Praise for Morality: A Natural History
"This work expands morality beyond notions of it within traditional religious teachings; its conclusions apply to all people, and its utilitarian perspective recognizes the necessity of compromises. Here, morality is about searching for the best way to live with courage and authenticity. Traditional materials are employed in interesting ways to tease out and support the book’s ideas. Altruism is creatively examined through game theory, for example, tying it to ethical experiments such as the prisoner’s dilemma to show that self-interest sometimes results in unexpected, good choices....
A wide-ranging, organized, cohesive statement about what morality means, Morality is a thought-provoking text."
--Jeremiah Rood, 4/5-star Foreword Clarion Review
"The author explores an impressively broad swath of intellectual territory over the course of his book, as he looks at how neuroscience, anthropology, and evolutionary psychology, among other disciplines, made contributions to moral theory. [...] An accessible entry to how scientific advances brought a measure of clarity to moral discourse. Overall, Moseley’s work is lucid, sensible, and ultimately a worthwhile read [...]. A thoughtful and readable introduction to a complex subject."
"This is a fascinating and profound reflection on the natural history of the idea of morality, as seen from the perspective of twenty-first century knowledge. The author had a distinguished medical career, and now has turned to scholarship. The result is an amazing and refreshing intellectual tour of the perspectives that contemporary forms of knowledge provide on the idea and practice of morality. I have learned so much that I did not know from this account, and for that I am deeply grateful to Roger Moseley."
—Stanley N. Katz, Professor, Woodrow Wilson School, Princeton University; Director, Princeton University Center for Arts and Cultural Policy Studies; President Emeritus, American Council of Learned Societies; National Humanities Medal, 2010
"This is a deep yet comprehensive treatment of human morality as it develops in the individual, and as it may have evolved in our species.
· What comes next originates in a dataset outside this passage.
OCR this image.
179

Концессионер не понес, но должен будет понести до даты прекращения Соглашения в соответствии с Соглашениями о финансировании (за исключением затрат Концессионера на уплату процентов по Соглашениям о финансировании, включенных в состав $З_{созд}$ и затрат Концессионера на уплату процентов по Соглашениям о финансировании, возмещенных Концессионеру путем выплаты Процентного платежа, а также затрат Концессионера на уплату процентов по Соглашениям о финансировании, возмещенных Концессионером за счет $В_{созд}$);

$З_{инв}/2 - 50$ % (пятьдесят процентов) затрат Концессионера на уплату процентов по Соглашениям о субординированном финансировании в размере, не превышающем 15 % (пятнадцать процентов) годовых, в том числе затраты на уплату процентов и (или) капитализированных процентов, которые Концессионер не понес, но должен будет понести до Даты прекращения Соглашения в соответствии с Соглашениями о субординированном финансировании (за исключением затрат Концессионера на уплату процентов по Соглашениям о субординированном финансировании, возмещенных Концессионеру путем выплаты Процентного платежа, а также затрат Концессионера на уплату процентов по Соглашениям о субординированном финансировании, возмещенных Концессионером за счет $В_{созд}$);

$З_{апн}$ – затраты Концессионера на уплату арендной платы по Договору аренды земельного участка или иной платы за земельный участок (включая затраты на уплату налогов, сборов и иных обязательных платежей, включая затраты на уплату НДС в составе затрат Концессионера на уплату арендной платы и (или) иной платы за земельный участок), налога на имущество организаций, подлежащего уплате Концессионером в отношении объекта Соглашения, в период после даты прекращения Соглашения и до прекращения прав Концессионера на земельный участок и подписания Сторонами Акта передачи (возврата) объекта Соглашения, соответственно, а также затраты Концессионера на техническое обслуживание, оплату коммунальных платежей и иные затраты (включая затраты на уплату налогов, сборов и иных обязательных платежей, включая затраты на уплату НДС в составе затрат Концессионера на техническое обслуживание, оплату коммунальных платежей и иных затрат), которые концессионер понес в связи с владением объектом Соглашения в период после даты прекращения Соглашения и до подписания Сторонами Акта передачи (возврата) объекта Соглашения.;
It is an evidence-based synthesis of recent research in areas as diverse as neuroscience and infant behavior. Moseley's graceful and lucid writing should make the book accessible to general readers, while appealing to those who may already have thought about the nature and origins of morality."
—Evelyn M. Witkin, Barbara McClintock Professor of Genetics, Emerita, Rutgers, the State University of New Jersey 2002 recipient of the National Medal of Science
“The concept of morality poses questions–how it evolved, how it can coexist with individual self-interest, and so on–that span many fields: philosophy, psychology, sociology, biology, game theory, and more. Each expert brings a narrow specialist focus to these questions. It takes an intelligent broad-ranging outsider to see the concept as a whole, and integrate the specialized perspectives. Roger Moseley gives us exactly that in this rigorously researched, lucidly written and highly readable book.”
—Avinash Dixit, Sherrerd University Professor of Economics, Emeritus, Princeton University
“Humans would like to think that morality is a quintessential distinction between their lives and those of other animals. So when zoologists and psychologists suggest that morality is itself a product of Darwinian natural selection, the sparks start to fly, not so much from the ideas themselves, as from the grinding of disciplinary axes. So it is refreshing to see a discussion written by someone wielding the ideas rather than the axes. Moseley presents a wise selection of ideas and supporting arguments, ranging from outright science to humanistic insights and implications. He writes with enticing clarity and persuasive logic. His main citations are works accessible to lay-folk, but he has explored the original literature where the secondary references are sketchy, and he has gotten everything in my particular field of study right.”
—Henry S. Horn, Emeritus Professor of Ecology and Evolutionary Biology, Princeton University.